Mais basta ! Aux ordres du destin ! Sa foi de fataliste croyait surtout en son étoile… Il allait donc, et d’une marche emportée, à cette dangereuse revue. Sur son passage, une double haie de costumes parés, de broderies, de chamarrures se courbait humblement : des sénateurs, des conseillers d’Etat, des juges de cassation ou d’appel, des préfets, de gros fonctionnaires.
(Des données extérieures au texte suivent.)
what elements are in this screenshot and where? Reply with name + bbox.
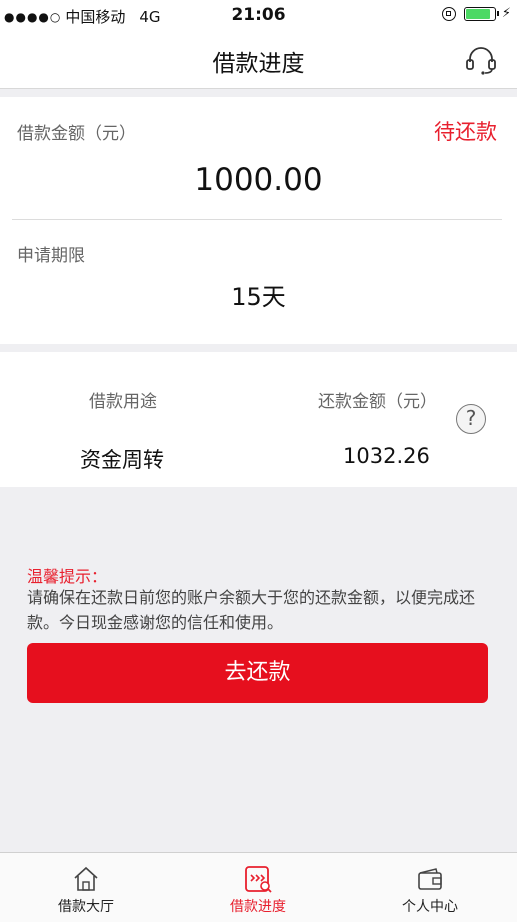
tab-label: 个人中心 xyxy=(402,899,458,915)
tab-personal-center[interactable]: 个人中心 xyxy=(344,853,516,922)
term-label: 申请期限 xyxy=(17,246,85,266)
page-title: 借款进度 xyxy=(212,51,305,77)
charging-icon: ⚡ xyxy=(501,6,511,21)
repay-amount: 1032.26 xyxy=(343,444,430,468)
tab-bar: 借款大厅 借款进度 个人中心 xyxy=(0,852,517,922)
headset-icon[interactable] xyxy=(465,45,497,75)
loan-purpose: 资金周转 xyxy=(80,448,164,472)
wallet-icon xyxy=(418,868,442,890)
tab-loan-progress[interactable]: 借款进度 xyxy=(172,853,344,922)
purpose-label: 借款用途 xyxy=(89,392,157,412)
repay-button[interactable]: 去还款 xyxy=(27,643,488,703)
clock: 21:06 xyxy=(231,5,286,25)
progress-icon xyxy=(245,866,272,893)
status-icons: ⚡ xyxy=(441,6,511,21)
divider xyxy=(12,219,502,220)
loan-amount: 1000.00 xyxy=(194,162,323,198)
tab-label: 借款进度 xyxy=(230,899,286,915)
tip-text: 请确保在还款日前您的账户余额大于您的还款金额，以便完成还款。今日现金感谢您的信任… xyxy=(27,588,476,632)
loan-summary-card: 借款金额（元） 待还款 1000.00 申请期限 15天 xyxy=(0,97,517,344)
repay-amount-label: 还款金额（元） xyxy=(318,392,437,412)
loan-term: 15天 xyxy=(231,283,286,311)
tab-label: 借款大厅 xyxy=(58,899,114,915)
status-bar: ●●●●○ 中国移动 4G 21:06 ⚡ xyxy=(0,0,517,30)
amount-label: 借款金额（元） xyxy=(17,124,136,144)
repayment-details-card: 借款用途 还款金额（元） ? 资金周转 1032.26 xyxy=(0,352,517,487)
battery-icon xyxy=(463,6,499,21)
help-icon[interactable]: ? xyxy=(456,404,486,434)
status-badge: 待还款 xyxy=(434,120,497,144)
tab-loan-hall[interactable]: 借款大厅 xyxy=(0,853,172,922)
rotation-lock-icon xyxy=(441,6,456,21)
tip-title: 温馨提示： xyxy=(27,567,108,586)
home-icon xyxy=(74,866,98,891)
navigation-bar: 借款进度 xyxy=(0,30,517,89)
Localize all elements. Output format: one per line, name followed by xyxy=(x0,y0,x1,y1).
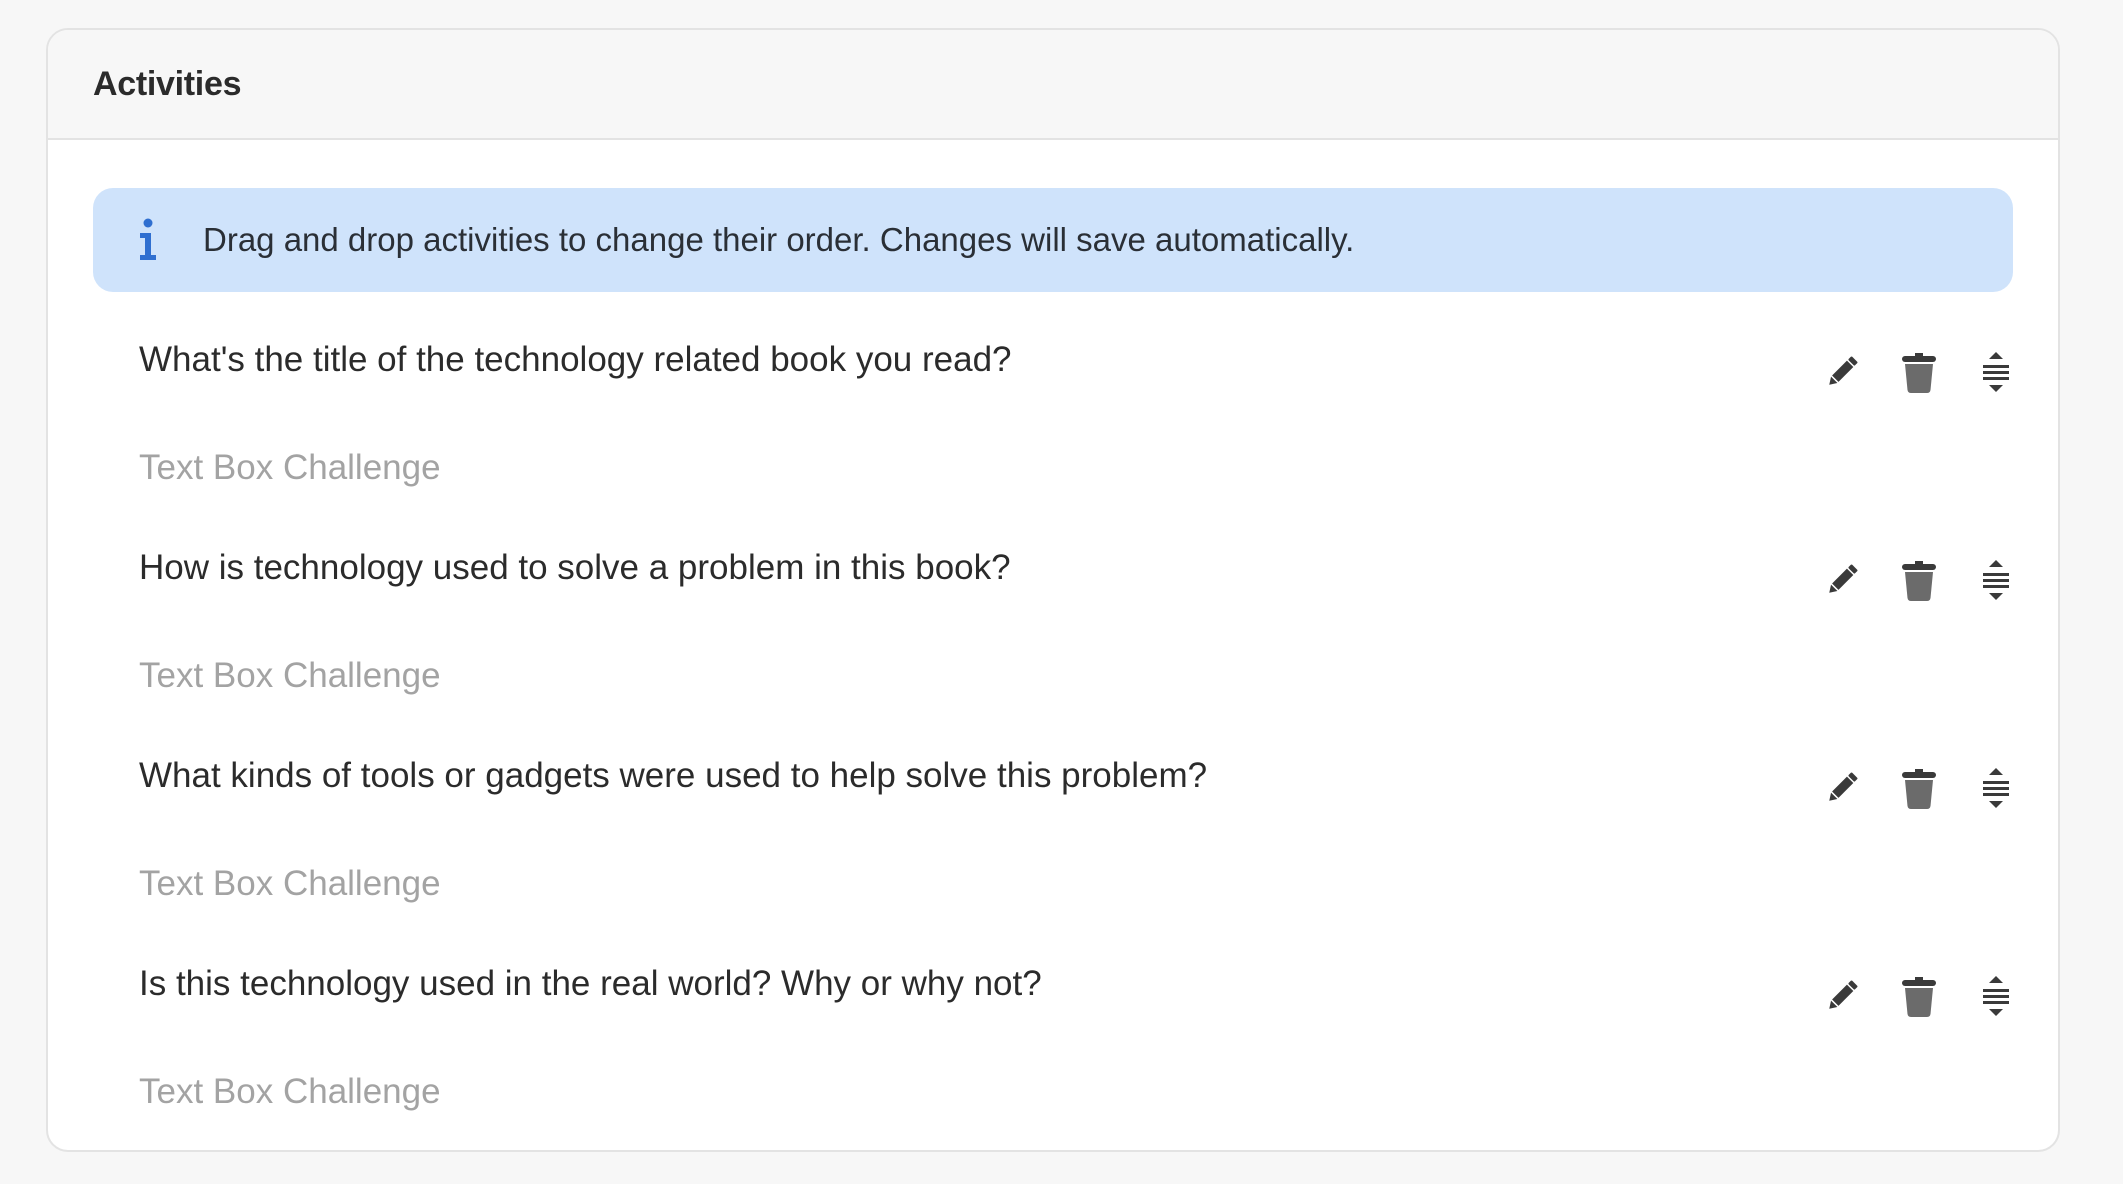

Lui ne s’arrêtait pas ; ces gens-là pouvaient attendre : l’heure présente appartenait aux soldats… Parvenu au palier que surmontait le dôme, il fit, comme d’habitude, une courte halte et regarda…

Sous la vaste courbure de pierre, entre ses géantes cariatides, stationnaient quelques généraux qu’accompagnaient leurs aides de camp. Beaucoup d’officiers de cavalerie se tenaient auprès d’eux, formant des groupes, conversant du « métier. » Il était d’usage, en effet, qu’aux revues décadaires les colonels et les chefs d’escadrons, de passage à Paris, vinssent grossir l’escorte du Premier Consul. Presque tous accouraient à ces cavalcades, dans l’espoir d’être remarqués : l’avancement ! Mais chez les généraux, du moins chez ceux qui se croyaient illustres, le zèle de courtisan laissait beaucoup à désirer. Parader derrière Bonaparte en simples figurans, leur semblait une humiliante corvée et ils s’y dérobaient avec entrain…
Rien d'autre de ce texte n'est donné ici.